Don Bosco, senza alcuna benché minima base economica, ma convinto che “è la Madonna che vuole la Chiesa; essa penserà a pagare” (MB 7, 372), agli inizi del 1863 avvia trattative con i Rosminiani per riacquistare il grande prato del seminario che e­gli stesso aveva venduto al Rosmini nell'aprile 1854. L'affare si conclude l'11 febbraio. Egli si affida quindi alla carità dei suoi benefattori e al sostegno delle autorità, spedendo un gran numero di circolari nelle quali motiva la costruzione della nuova chiesa per scopi esclusivamente pastorali: dare maggior spazio a tutti i giovani interni ed esterni dell'Oratorio e fornire di chiesa il nuovo borgo costituitosi in zona Valdocco, abitato or­mai da “una popolazione di oltre a ventimila abitanti nel cui mezzo non esiste né Chiesa né Cappella, nemmanco pubblica Scuola, in cui, ad eccezione della nostra, si facciano Sacre Funzioni, o si compartisca l'insegnamento religioso” (MB 7, 379).

Il progetto


Per il progetto don Bosco dapprima si affidò ad una commis­sione di architetti, poi, vedendo che ciascuno avrebbe voluto far adottare il proprio disegno e che le discussioni duravano più me­si senza alcun accordo, commissionò il tutto all'ingegner Antonio Spezia, colui che aveva fatto l'estimo di casa Pinardi quando la si era acquistata. Lo Spezia preparò un progetto di costruzione in forma di croce latina, su una superficie di 1200 metri quadri:
“Due bassi campanili fiancheggiavano la facciata sporgen­te. Per entrare in chiesa si passava per un atrio che soste­neva l'orchestra. Una maestosa cupola con sedici finestroni torreggiava sull'edifizio. Dalla prima base alla massima al­tezza si misuravano metri settanta (ndr.: nella realizzazione sono 45 metri). Da una parte e dall'altra dell'altar maggiore, die­tro al quale girava uno stretto ambulacro, era una sagre­stia, dalla cui porta si entrava nell'imponente presbiterio. Alle estremità del braccio trasversale due grandi altari; e due altri in cappelle, a metà del braccio inferiore.

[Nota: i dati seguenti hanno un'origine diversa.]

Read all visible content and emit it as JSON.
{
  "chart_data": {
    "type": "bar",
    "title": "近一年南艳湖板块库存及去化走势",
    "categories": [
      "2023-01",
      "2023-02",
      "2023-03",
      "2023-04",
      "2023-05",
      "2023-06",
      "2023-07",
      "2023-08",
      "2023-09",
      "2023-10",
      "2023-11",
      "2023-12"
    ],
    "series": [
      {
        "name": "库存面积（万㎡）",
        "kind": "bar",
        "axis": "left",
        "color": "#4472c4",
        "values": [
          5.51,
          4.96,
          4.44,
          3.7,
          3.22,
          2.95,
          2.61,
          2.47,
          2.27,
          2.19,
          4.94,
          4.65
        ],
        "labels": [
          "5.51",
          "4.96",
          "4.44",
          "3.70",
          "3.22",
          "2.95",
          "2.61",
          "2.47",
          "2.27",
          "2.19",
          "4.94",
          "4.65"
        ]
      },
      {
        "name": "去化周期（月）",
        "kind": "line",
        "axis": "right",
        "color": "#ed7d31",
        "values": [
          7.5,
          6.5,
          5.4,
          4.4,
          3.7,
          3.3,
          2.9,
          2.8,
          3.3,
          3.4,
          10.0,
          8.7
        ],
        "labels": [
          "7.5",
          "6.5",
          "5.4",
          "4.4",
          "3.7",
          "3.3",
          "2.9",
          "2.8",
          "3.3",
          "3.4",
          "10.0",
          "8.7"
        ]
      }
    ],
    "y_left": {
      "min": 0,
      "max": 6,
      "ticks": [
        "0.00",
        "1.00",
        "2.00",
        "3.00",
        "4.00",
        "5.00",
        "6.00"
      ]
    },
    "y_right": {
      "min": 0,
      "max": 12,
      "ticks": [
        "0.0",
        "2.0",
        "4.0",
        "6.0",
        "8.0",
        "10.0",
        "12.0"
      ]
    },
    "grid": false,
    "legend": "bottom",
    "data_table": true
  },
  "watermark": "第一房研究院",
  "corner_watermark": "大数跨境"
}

D. Bosco esaminato il disegno si rallegrò molto e disse: - Senza che io accennassi all'ingegnere nessuna mia inten­zione speciale che regolasse la fabbrica della nuova chiesa, vidi che una cappella riuscirà nel luogo preciso che la Bea­ta Vergine mi aveva additato. - E in questa si consacrò un altare ai SS. Martiri Torinesi” (MB 7, 466).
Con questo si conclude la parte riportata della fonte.